Los dos oficiales le miraron con atención, esperando que Constantino les revelara sus sospechas. Este estuvo dudando antes de comenzar a hablar. ¿Y si ellos también estaban al servicio del augusto Galerio y de su ambicioso prefecto? No. Esos dos galos estaban hechos de una pasta distinta a la del griego. Eran leales por naturaleza. Matarían por él, de eso estaba seguro.

—Me llamó la atención la manera en que estudiaba el mapa, el interés que ponía cuando yo me disponía a adelantaros mis planes. No perdía detalle. En una ocasión le vi hurgando entre mis cosas y pronto supe qué estaba buscando. Así que decidí tenderle una trampa. ¿Os acordáis de aquel incidente que dijo tener en una de las postas cercanas a la ciudad de Sérdica? No fue más que una invención suya. Aquella posta fue abandonada hace más de un lustro, pero él no lo debió de saber hasta ser informado por los agentes del prefecto Flacino. Eso tuvo que desconcertarle. Sabía que yo había planificado cada tramo de la ruta hasta el más mínimo detalle y que era casi imposible que algo así se me escapara.

—Pero, señor, en aquella posta sí que había alguien. Yo estaba con él.

—Créeme, Marcelo. Estaba abandonada.

—¿Y los caballos? Puede que no viera a aquel gordinflón del que me habló, pero os aseguro que salió con unas monturas distintas a las que habíamos estado utilizando.

—Claro. Porque se las proporcionaron los hombres del prefecto. Puse especial interés en que le quedara claro que íbamos a utilizar esa parada de postas, haciéndole creer que ignoraba su estado de abandono. Para que no hubiera dudas, la señalé en el mapa con una cruz, como las demás. Fue así como le descubrí. —Sonrió con satisfacción—. Marcelo, nos han estado siguiendo la pista durante meses. Antes de que llegáramos a la siguiente parada, ellos ya sabían hacia dónde nos dirigíamos.

—Zósimo les iba informando de nuestros planes. Por eso estaba tan atento a la ruta que teníais prevista —reflexionó Quinto.

—Correcto. Has dado en el clavo. Cada vez que él y Marcelo acudían a renovar las monturas, Zósimo aprovechaba para informar a los agentes del prefecto.

—Y mató a aquel soldado para que no hablara —recordó Marcelo. Ahora todo encajaba—. Yo lo sabía, pero no alcanzaba a comprender la causa. En el fondo quería confiar en él... después de todo lo que hizo por mí en Nicomedia. —De repente, le vino a la mente la imagen de la hetaira.

—Sí. Como tú bien dijiste, los muertos no hablan. Es por eso que desde entonces no hemos vuelto a utilizar el servicio imperial de postas, lo cual empezaba a poner nervioso a vuestro compañero.

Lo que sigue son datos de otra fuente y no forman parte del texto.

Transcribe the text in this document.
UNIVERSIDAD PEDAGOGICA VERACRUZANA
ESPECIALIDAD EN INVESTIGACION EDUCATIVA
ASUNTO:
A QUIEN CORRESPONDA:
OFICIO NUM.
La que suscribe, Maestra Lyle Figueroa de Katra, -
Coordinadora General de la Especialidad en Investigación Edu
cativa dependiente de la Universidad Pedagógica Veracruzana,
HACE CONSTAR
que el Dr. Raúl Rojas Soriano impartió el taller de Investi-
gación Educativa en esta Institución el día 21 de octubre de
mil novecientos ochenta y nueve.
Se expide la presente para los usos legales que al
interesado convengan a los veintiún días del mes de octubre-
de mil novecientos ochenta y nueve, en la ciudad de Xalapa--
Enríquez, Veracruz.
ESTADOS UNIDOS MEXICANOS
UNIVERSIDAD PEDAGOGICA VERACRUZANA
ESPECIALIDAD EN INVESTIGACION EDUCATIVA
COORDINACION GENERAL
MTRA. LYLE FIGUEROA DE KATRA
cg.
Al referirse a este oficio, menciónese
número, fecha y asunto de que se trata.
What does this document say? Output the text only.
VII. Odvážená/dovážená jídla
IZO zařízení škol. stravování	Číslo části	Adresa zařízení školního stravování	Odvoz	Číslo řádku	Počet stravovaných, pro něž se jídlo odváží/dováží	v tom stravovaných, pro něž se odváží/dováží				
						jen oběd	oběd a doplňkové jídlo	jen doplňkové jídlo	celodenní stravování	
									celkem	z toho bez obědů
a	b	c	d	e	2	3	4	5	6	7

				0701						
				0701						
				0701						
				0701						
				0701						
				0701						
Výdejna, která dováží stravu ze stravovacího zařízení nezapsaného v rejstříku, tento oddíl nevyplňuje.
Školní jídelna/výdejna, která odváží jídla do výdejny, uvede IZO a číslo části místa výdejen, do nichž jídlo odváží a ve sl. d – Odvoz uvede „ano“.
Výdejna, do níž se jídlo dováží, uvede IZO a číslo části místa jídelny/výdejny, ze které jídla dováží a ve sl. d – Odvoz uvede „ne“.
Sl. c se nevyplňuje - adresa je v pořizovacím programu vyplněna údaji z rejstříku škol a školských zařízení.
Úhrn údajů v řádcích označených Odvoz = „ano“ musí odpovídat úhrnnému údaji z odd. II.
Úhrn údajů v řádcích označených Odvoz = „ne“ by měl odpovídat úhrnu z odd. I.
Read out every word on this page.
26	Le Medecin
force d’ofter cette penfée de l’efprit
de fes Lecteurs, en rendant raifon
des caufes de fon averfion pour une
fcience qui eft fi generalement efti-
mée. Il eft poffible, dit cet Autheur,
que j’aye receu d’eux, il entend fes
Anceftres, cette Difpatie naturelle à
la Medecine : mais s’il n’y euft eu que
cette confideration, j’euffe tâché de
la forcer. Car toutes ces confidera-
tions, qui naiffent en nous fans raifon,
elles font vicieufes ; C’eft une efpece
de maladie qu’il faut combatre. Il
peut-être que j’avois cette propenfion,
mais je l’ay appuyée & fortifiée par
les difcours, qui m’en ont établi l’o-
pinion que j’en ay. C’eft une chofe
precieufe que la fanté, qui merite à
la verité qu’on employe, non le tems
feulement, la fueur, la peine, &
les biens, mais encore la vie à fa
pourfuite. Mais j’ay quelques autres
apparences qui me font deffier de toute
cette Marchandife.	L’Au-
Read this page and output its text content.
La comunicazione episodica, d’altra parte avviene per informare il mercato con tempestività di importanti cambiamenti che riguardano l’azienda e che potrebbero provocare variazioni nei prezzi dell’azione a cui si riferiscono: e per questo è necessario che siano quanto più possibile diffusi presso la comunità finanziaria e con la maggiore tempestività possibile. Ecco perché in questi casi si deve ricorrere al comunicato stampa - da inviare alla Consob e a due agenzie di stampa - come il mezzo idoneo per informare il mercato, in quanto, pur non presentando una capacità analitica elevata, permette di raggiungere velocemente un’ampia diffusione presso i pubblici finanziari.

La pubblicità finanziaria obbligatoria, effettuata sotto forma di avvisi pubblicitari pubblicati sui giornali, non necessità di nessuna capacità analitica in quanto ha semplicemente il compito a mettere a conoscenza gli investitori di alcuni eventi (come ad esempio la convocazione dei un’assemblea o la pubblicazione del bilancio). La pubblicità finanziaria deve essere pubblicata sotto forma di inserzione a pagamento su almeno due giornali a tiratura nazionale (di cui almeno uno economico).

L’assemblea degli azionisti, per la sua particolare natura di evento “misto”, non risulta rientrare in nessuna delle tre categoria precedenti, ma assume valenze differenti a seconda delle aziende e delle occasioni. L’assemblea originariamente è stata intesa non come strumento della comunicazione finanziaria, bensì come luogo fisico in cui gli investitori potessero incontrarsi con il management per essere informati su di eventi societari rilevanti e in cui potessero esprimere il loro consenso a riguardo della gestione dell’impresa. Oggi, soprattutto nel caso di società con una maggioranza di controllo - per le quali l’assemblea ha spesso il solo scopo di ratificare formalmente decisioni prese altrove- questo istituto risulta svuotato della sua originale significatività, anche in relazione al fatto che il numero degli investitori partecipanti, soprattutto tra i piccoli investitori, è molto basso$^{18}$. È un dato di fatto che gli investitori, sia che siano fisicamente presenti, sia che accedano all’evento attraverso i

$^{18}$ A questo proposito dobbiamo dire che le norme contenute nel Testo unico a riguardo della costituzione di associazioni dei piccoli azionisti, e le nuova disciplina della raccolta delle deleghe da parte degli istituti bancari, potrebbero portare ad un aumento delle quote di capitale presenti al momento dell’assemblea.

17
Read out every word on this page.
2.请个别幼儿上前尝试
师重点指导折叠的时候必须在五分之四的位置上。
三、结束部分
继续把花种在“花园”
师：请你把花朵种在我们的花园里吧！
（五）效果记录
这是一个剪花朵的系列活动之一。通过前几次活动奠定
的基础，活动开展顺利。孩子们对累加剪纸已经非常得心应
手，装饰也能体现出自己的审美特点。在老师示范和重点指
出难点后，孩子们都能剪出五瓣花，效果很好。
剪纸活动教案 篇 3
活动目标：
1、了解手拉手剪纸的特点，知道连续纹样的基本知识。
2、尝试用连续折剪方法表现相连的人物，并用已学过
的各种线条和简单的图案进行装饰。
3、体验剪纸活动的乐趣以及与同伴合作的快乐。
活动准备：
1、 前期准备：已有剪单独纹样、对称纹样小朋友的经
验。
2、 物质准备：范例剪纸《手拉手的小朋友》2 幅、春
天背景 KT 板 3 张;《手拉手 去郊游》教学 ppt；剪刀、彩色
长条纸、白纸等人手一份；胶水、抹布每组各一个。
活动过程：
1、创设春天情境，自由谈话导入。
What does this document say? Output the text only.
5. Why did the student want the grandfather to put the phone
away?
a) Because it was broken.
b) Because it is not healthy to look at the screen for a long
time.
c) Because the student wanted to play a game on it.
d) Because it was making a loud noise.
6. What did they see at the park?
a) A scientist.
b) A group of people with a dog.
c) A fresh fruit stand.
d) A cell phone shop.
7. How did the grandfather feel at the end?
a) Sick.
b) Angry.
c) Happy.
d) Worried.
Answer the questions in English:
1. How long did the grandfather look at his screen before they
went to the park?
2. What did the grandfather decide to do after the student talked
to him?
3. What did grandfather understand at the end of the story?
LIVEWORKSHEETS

—¡Traidor! —soltó Marcelo con ira.

Ya se oían los primeros pájaros. Empezaba a amanecer.

—Bueno, soldados... Será mejor que le esperemos en el interior de la casa... si es que ha decidido regresar.

—Lo hará. Estoy seguro. —Quinto fue el primero en dirigirse hacia la choza. Los demás le siguieron sin decir palabra.

Zósimo regresó junto a ellos con el convencimiento de no haber sido descubierto. Abrió con sumo cuidado la pesada puerta de madera y entró en la choza sorteando los cuerpos de sus compañeros, a los que creía dormidos. Antes de alcanzar el jergón de paja en el que apenas había descansado un par de horas, notó que alguien le inmovilizaba por la espalda. Era Marcelo. Sintió el frío acero sobre su cuello. Se quedó helado.

—Demuéstrame tu lealtad. ¡Mátalo!

Con un rápido movimiento, el galo hundió el filo de su espada en la espalda de su compañero. Lo hizo con rabia.

—Nunca debí fiarme de ti, griego.

Antes de morir, oyó los gritos de horror de la muchacha.